Assim, observa-se que a diferença da instituição voluntária será percebida na realidade de múltiplas propriedades, pela simples razão de que, sendo o executado proprietário de apenas um imóvel, utilizado para residência, a condição de bem de família já recaía sobre ele, independentemente de registro em cartório.
Outrossim, o bem de família instituído nos moldes da Lei n. 8.009/1990, a proteção conferida pelo instituto alcançará todas as obrigações do devedor, indistintamente, ainda que o imóvel tenha sido adquirido no meio de uma demanda executiva.
Entretanto, é importante esclarecer que a impenhorabilidade convencional é relativa, uma vez que o imóvel apenas estará protegido da execução por dívidas criadas antes de seu registro/escritura.
Sendo necessário esclarecer que, independentemente do regime legal a que está submetido o bem de família, não se admitirá a proteção irrestrita se isso significar o a deturpação do instituto, preservando sempre a ética e a boa-fé, indispensáveis em todas as relações jurídicas.
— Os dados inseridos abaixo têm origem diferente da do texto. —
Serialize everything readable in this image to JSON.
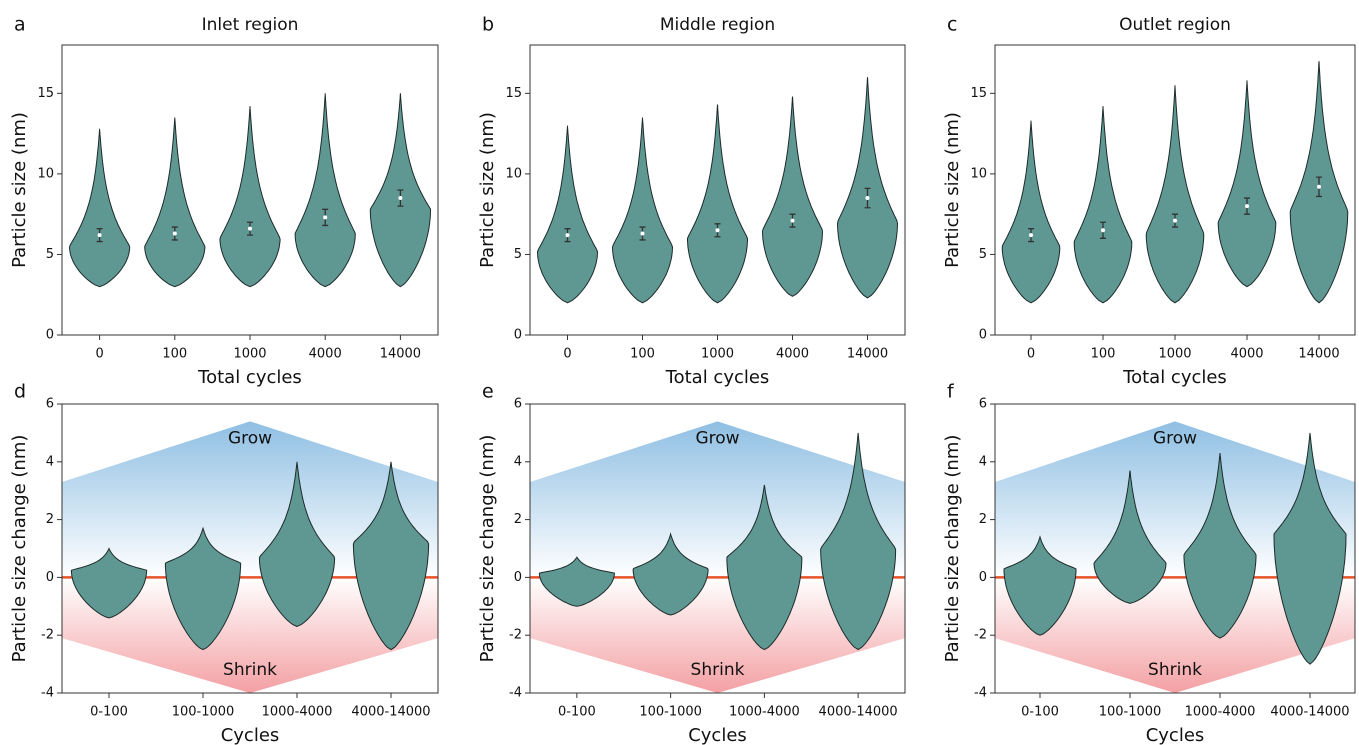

Nesse contexto, só o fato de ser o imóvel residencial, bem único do executado, sobre ele, necessariamente, incidirão as normas da Lei n. 8.009/1990, aplicando-se o instituto da impenhorabilidade legal.
Ademais, ainda que se tratasse de imóvel voluntariamente instituído como bem de família (regime do Código Civil), sendo o único bem imóvel do executado, a proteção conferida pela Lei n. 8.009/1990 se estenderia ao bem, de maneira simultânea, e, nessa extensão, é capaz de preservar o bem da penhora de dívidas constituídas anteriormente à instituição voluntária.
Portanto, conforme esclarecido, ambos os tipos de bens de família se complementam e coexistem harmoniosamente no Ordenamento Jurídico. Sendo que, sua natureza impenhorável existirá enquanto houver ética e boa-fé do instituidor, mesmo que adquirido o imóvel em meio à um processo de execução.
Escrito por [1]Diogo Karl Rodrigues, advogado do Karl Advogados.
[1] Sócio Fundador/Advogado do Karl Advogados
[2] Art. 1.711. Podem os cônjuges, ou a entidade familiar, mediante escritura pública ou testamento, destinar parte de seu patrimônio para instituir bem de família, desde que não ultrapasse um terço do patrimônio líquido existente ao tempo da instituição, mantidas as regras sobre a impenhorabilidade do imóvel residencial estabelecida em lei especial.
[3] Art. 1.722. Extingue-se, igualmente, o bem de família com a morte de ambos os cônjuges e a maioridade dos filhos, desde que não sujeitos a curatela.